A coordenadora da campanha da Biosfera 1 de protecção de tartarugas marinhas em Santa Luzia, Madelene Gomes, assegurou à Inforpress que a época está a decorrer “com sucesso” e já estão identificados mais de 800 ninhos.

Santa Luzia com mais de 800 ninhos já identificados em campanha realizada pela Biosfera

A campanha de proteçção de tartarugas na reserva natural de Santa Luzia arrancou a 12 de Junho e, desde então, tem decorrido, segundo a mesma fonte, “super bem e com sucesso”, com 890 ninhos identificados, 1.450 rastos e cerca de dez tartarugas encaminhas para o mar, conforme dados recolhidos até esta quinta-feira, 15.

“O objectivo é durante a temporada não ter nenhuma tartaruga morta, o que seria muito bom”, considerou Madelene Gomes, apontando as actvidades em três praias da ilha, Praia Francisca, Praia do Achados e Portinho.

A Praia Francisca acolhe, ajuntou, o maior número de ninhos, cerca de 350 até agora, muito por causa da sua grande dimensão e que tem obrigado a Biosfera a “atacar” com duas equipas, uma no Norte e outra no Sul.

“Mas, também por ser uma praia onde há só areia e não há lajedos, o que facilita o acesso das tartarugas”, explicou a mesma fonte.

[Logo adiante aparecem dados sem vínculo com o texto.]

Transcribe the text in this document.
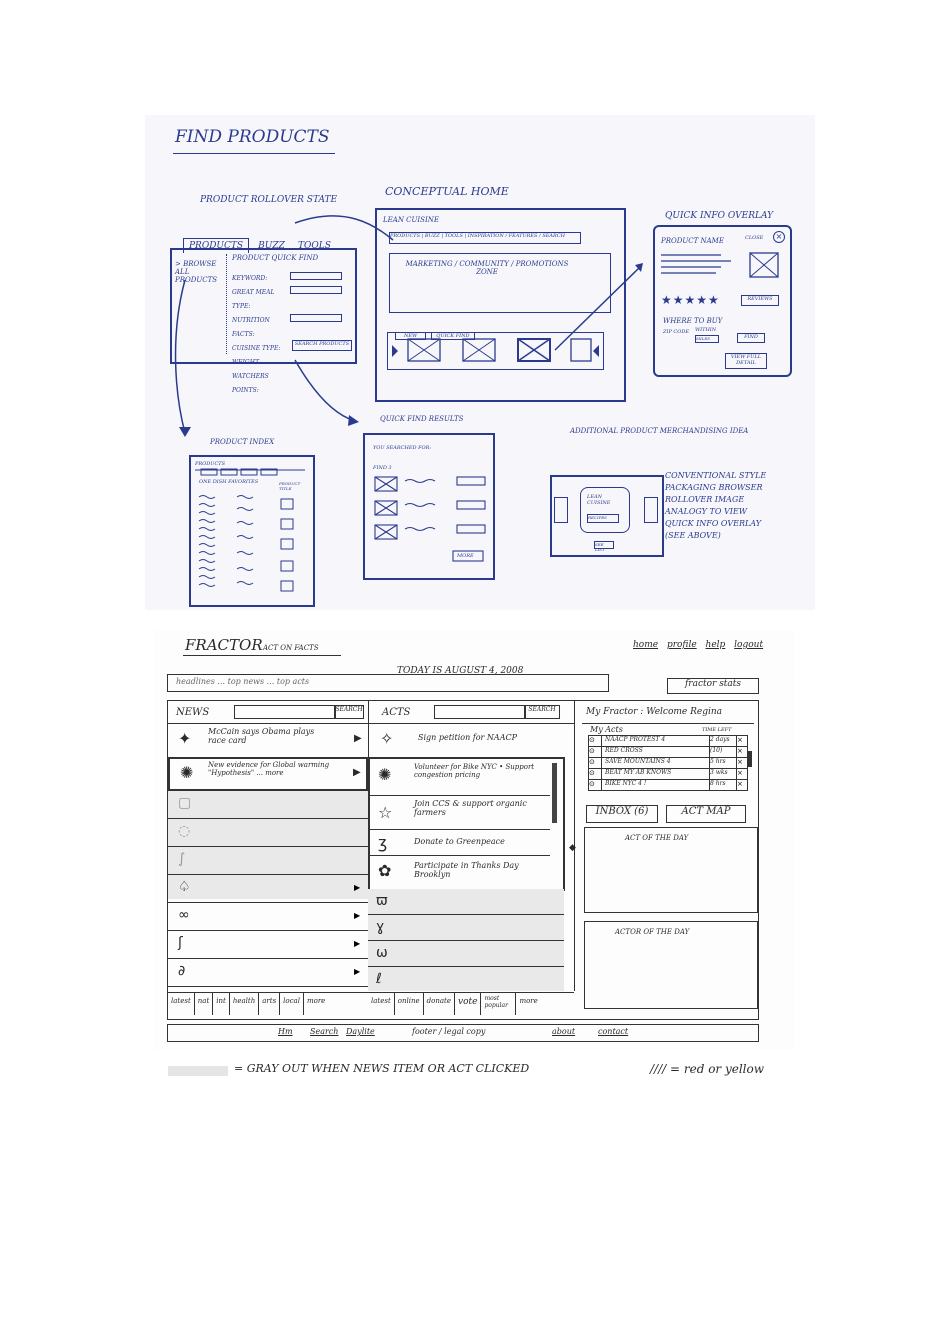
FIND PRODUCTS
PRODUCT ROLLOVER STATE
PRODUCTS BUZZ TOOLS
> BROWSE ALL PRODUCTS
PRODUCT QUICK FIND
KEYWORD:
GREAT MEAL TYPE:
NUTRITION FACTS:
CUISINE TYPE:
WEIGHT WATCHERS POINTS:
SEARCH PRODUCTS
CONCEPTUAL HOME
LEAN CUISINE
PRODUCTS | BUZZ | TOOLS | INSPIRATION / FEATURES / SEARCH
MARKETING / COMMUNITY / PROMOTIONS ZONE
NEW	QUICK FIND
QUICK INFO OVERLAY
PRODUCT NAME	CLOSE	×
★★★★★	REVIEWS
WHERE TO BUY
ZIP CODE WITHIN
MILES	FIND
VIEW FULL DETAIL
PRODUCT INDEX
PRODUCTS
ONE DISH FAVORITES	PRODUCT TITLE
QUICK FIND RESULTS
YOU SEARCHED FOR:
FIND 3
MORE
ADDITIONAL PRODUCT MERCHANDISING IDEA
LEAN CUISINE
RECIPES
SEE LIST
CONVENTIONAL STYLE PACKAGING BROWSER ROLLOVER IMAGE ANALOGY TO VIEW QUICK INFO OVERLAY (SEE ABOVE)
FRACTOR ACT ON FACTS	home profile help logout
TODAY IS AUGUST 4, 2008
headlines ... top news ... top acts	fractor stats
NEWS	SEARCH
✦ McCain says Obama plays race card	▶
✺ New evidence for Global warming "Hypothesis" ... more	▶
▢
◌
∫
♤	▶
∞	▶
ʃ	▶
∂	▶
latest	nat	int	health	arts	local	more
ACTS	SEARCH
✧	Sign petition for NAACP
✺	Volunteer for Bike NYC • Support congestion pricing
☆	Join CCS & support organic farmers
ʒ	Donate to Greenpeace
✿	Participate in Thanks Day Brooklyn
ϖ
ɣ
ω
ℓ
latest	online	donate vote	most popular
more
◆
My Fractor : Welcome Regina
My Acts	TIME LEFT
⊙	NAACP PROTEST 4	2 days	×
⊙	RED CROSS	(10)	×
⊙	SAVE MOUNTAINS 4	5 hrs	×
⊙	BEAT MY AB KNOWS	3 wks	×
⊙	BIKE NYC 4 !	8 hrs	×
INBOX (6)	ACT MAP
ACT OF THE DAY
ACTOR OF THE DAY
Hm Search Daylite	footer / legal copy	about	contact
= GRAY OUT WHEN NEWS ITEM OR ACT CLICKED	//// = red or yellow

A coordenadora da associação ambiental assegurou que, em termos de acesso, a Praia dos Achados é onde existe “maior dificuldade”, por ter muitos lajedos e também devido à grande quantidade de lixo trazida pela correnteza”.

“Mas, este ano estamos a ter também uma boa adesão das tartarugas a esta praia, porque mudou um pouco em termos de relevo, antes a areia era muito inclinada, mas agora já está mais plana e larga”, assegurou Madelene Gomes, adiantando que as tartarugas encontram agora um “bom lugar” para fazerem os ninhos.

A campanha de protecção tem sido feita por turnos de viagem de duas semanas, que são compostos por uma equipa de quatro voluntários, três monitores e a coordenadora.

Por outro lado, Madelene Gomes diz-se “satisfeita” por não enfrentarem neste momento “nenhum tipo de ameaça, nem humana e nem de outra espécie”.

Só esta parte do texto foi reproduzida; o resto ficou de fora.